Hizmet sektörünün salgından ciddi anlamda yara aldığını hatırlatan Alkin, normalleşme döneminde lokanta, restoran, otel gibi hizmet sektörü alanlarının yüzde 50 kapasite ile çalışmasının maliyet artışlarını beraberinde getirdiğini söyledi. 

Kerem Alkin, “Hizmetler sektöründeki maliyet enflasyonu artışının neticede fiyatlara yedirilmesinden de kaynaklı bir talep enflasyonu süreci gözlemliyoruz” dedi. 

Alkin’e göre söz konusu maliyet enflasyonunun yönetilmesi durumunda yıl sonuna kada 25 ila 50 baz puan daha faiz indirimi olabilir.

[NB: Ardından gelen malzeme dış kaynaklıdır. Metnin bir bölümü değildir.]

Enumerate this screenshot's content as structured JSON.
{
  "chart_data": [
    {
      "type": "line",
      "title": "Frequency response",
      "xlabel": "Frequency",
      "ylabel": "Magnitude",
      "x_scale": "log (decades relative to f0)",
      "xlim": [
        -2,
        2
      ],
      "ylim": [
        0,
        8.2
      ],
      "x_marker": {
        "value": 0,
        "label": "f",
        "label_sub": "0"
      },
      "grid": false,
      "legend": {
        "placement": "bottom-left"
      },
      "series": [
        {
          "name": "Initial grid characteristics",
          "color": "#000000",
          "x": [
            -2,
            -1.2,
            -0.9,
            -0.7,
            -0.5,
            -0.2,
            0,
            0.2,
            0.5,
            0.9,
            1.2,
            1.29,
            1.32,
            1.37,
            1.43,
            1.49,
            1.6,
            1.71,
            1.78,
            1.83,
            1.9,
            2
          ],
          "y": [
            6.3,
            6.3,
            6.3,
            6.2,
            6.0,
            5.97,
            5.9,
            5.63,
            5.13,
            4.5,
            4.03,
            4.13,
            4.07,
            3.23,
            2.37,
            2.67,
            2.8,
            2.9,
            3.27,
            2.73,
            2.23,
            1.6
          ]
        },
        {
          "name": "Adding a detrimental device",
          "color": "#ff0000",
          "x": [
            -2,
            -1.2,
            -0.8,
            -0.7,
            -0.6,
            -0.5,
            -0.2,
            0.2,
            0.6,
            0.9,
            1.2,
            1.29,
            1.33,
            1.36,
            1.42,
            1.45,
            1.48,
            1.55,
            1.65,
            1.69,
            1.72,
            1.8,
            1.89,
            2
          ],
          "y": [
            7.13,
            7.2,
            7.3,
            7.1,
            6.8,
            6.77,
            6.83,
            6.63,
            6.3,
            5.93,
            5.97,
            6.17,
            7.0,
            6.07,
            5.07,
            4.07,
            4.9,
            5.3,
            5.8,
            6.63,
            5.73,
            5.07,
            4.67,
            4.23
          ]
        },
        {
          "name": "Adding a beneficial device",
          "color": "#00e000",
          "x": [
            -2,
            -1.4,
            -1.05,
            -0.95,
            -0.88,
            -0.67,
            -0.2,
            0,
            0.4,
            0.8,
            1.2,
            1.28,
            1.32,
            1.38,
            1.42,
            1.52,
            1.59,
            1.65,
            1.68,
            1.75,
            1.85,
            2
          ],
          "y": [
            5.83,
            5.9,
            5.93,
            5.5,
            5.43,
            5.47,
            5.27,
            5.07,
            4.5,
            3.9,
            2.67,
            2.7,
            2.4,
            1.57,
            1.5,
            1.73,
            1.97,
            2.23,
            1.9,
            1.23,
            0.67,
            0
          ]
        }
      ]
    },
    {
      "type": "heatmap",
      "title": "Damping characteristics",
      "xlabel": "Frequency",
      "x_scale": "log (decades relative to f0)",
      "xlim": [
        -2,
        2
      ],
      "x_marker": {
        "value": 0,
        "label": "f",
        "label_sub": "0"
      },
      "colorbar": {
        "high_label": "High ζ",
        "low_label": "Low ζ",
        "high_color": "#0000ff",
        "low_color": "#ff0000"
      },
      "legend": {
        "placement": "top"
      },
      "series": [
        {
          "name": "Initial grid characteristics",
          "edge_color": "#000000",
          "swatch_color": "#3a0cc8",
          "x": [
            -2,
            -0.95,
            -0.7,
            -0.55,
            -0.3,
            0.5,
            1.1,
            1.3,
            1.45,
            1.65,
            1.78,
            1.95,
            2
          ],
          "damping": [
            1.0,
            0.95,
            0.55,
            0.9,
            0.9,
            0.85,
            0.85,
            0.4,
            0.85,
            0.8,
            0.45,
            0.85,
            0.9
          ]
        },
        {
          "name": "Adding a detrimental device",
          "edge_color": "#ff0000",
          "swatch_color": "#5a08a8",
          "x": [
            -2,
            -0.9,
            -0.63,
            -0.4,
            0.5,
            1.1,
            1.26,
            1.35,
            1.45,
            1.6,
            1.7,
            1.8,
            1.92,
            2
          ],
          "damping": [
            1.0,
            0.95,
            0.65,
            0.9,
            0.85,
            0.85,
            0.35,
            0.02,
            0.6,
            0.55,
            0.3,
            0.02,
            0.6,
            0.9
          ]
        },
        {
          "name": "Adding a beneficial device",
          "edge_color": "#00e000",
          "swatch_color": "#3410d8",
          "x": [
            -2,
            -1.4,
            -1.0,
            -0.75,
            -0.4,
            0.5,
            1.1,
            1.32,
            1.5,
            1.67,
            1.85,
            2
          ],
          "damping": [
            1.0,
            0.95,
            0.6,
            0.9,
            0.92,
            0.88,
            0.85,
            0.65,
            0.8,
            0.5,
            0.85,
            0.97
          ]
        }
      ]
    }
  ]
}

Tersi durumda ise 2020, yeni bir faiz indirimi olmadan kapatılabilir. 

Bir yılda faiz ve enflasyon ne oldu? 

Tarih Politika faizi (%) Enflasyon oranı (%)
Haziran 2019 24 15,72
Temmuz 2019 19,75 16,65
Eylül 2019 16,50 9,26
Ekim 2019 14 8,55
Aralık 2019 12 11,84
Ocak 2020 11,25 12,15
Şubat 2020     10,75 12,37
Mart 2020     9,75 11,86
Nisan 2020     8,75 10,94
Mayıs 2020     8,25 11,39
Haziran 2020     8,25 12,62
Temmuz 2020 8,25  


Türkiye Cumhuriyet Merkez Bankası, Para Politikası Kurulu toplantılarının sayısını 2019 için sekiz olarak belirlemiş, 2020 için toplantı sıklığı "her ay" olarak değiştirilmişti.